Erasure Coding
Erasure coding is a data protection method that encodes data across multiple storage nodes using mathematical algorithms, allowing data to be reconstructed even when some nodes fail. Unlike simple replication, erasure coding achieves fault tolerance with significantly lower storage overhead — typically 1.2–1.5× vs 2–3× for full replication.
How Erasure Coding Works
Erasure coding splits data into k data chunks and generates m parity chunks using algorithms like Reed-Solomon. The data can be reconstructed from any k of the total k+m chunks. A common configuration is 4+2 (4 data chunks, 2 parity) — the system tolerates 2 simultaneous drive or node failures.

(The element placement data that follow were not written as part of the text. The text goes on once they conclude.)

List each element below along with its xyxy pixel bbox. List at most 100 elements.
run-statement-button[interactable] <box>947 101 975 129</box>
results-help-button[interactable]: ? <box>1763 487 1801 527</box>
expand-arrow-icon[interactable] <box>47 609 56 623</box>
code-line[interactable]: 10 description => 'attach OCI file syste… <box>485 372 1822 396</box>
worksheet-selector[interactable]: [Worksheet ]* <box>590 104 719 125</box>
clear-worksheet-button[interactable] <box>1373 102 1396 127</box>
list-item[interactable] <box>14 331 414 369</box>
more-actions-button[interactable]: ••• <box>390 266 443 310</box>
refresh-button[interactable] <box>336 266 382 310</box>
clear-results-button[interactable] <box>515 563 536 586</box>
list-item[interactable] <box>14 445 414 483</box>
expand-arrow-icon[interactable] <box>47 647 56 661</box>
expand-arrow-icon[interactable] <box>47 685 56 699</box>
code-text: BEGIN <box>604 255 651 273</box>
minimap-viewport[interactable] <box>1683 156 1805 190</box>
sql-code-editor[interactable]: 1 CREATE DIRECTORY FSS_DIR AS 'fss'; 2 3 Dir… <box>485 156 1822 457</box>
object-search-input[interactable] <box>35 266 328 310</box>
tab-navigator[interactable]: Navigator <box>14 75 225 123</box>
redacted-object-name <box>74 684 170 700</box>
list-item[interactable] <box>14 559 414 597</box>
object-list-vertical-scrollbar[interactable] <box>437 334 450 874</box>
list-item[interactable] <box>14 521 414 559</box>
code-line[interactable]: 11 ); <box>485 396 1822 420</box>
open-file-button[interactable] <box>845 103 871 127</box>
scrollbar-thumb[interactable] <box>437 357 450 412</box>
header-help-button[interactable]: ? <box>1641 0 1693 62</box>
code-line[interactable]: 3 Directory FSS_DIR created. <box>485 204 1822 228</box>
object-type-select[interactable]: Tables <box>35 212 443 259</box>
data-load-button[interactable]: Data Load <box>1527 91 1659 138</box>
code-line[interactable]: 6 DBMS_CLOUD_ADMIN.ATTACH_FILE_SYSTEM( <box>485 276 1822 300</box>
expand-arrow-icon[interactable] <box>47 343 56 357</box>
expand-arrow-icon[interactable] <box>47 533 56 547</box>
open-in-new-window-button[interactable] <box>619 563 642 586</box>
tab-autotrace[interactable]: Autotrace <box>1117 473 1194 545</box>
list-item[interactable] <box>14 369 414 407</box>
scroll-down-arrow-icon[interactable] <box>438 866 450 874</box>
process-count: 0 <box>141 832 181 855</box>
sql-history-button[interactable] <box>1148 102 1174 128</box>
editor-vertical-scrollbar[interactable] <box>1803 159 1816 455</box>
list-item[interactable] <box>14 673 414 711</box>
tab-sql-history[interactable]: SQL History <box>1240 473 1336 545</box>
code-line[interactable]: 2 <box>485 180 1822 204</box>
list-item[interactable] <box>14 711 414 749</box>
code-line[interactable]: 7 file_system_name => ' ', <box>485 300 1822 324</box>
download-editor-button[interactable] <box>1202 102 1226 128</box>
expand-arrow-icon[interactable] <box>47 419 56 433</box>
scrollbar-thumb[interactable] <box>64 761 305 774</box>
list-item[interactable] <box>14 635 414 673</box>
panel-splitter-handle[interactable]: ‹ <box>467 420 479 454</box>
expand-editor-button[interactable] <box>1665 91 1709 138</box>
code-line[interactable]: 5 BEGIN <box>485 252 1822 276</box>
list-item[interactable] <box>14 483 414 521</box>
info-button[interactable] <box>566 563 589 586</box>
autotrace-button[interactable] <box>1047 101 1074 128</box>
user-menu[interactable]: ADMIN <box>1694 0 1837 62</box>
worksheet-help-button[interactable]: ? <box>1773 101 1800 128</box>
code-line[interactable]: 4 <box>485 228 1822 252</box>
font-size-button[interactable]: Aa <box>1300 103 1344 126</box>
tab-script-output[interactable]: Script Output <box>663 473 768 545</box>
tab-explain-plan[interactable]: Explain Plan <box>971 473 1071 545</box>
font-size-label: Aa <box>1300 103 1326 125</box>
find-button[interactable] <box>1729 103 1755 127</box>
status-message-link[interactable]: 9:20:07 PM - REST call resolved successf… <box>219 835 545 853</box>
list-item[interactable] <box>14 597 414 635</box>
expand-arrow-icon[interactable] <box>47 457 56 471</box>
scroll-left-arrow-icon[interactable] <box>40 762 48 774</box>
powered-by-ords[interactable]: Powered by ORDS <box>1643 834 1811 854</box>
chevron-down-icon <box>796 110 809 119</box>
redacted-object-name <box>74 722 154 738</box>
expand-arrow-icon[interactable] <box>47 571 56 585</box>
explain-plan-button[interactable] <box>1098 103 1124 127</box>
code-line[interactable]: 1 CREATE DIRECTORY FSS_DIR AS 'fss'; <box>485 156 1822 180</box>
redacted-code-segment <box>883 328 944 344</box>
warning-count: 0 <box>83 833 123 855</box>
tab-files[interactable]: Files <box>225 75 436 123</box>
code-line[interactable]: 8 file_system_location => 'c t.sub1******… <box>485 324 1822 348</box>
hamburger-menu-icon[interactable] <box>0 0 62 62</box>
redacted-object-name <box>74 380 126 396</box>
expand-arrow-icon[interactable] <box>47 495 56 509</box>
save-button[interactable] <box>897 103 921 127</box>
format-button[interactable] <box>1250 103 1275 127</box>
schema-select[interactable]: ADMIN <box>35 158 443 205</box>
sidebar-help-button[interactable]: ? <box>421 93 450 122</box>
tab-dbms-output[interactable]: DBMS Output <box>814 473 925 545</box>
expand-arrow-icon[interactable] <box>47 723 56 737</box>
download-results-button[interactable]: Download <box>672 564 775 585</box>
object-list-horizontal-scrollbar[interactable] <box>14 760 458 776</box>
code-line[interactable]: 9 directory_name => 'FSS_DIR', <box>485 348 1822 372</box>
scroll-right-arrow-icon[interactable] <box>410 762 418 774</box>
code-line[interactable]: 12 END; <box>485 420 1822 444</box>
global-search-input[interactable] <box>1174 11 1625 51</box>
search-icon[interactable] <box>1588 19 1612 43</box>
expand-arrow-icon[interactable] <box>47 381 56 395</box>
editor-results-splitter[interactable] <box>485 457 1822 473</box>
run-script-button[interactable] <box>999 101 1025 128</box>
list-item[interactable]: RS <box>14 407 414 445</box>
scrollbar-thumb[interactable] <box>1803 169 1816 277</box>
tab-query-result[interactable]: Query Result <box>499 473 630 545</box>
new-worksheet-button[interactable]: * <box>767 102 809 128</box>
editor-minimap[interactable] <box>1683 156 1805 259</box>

Erasure Coding vs Replication
| Attribute | 3× Replication | 4+2 Erasure Coding |
|---|---|---|
| Storage overhead | 3× | 1.5× |
| Fault tolerance | 2 node failures | 2 node failures |
| Write latency | Low | Slightly higher (encode step) |
| Read performance | High (read any copy) | High (parallel stripe reads) |
| Best for | Low-latency writes | Cost-efficient at scale |
Erasure Coding in NVMe-oF Storage
Distributed NVMe-oF storage systems like simplyblock implement erasure coding in user space (often using SPDK). Data stripes are written across multiple NVMe-oF storage nodes simultaneously, and parity chunks allow reconstruction after node failures — all with near-NVMe latency because the encoding/decoding runs in memory without kernel overhead.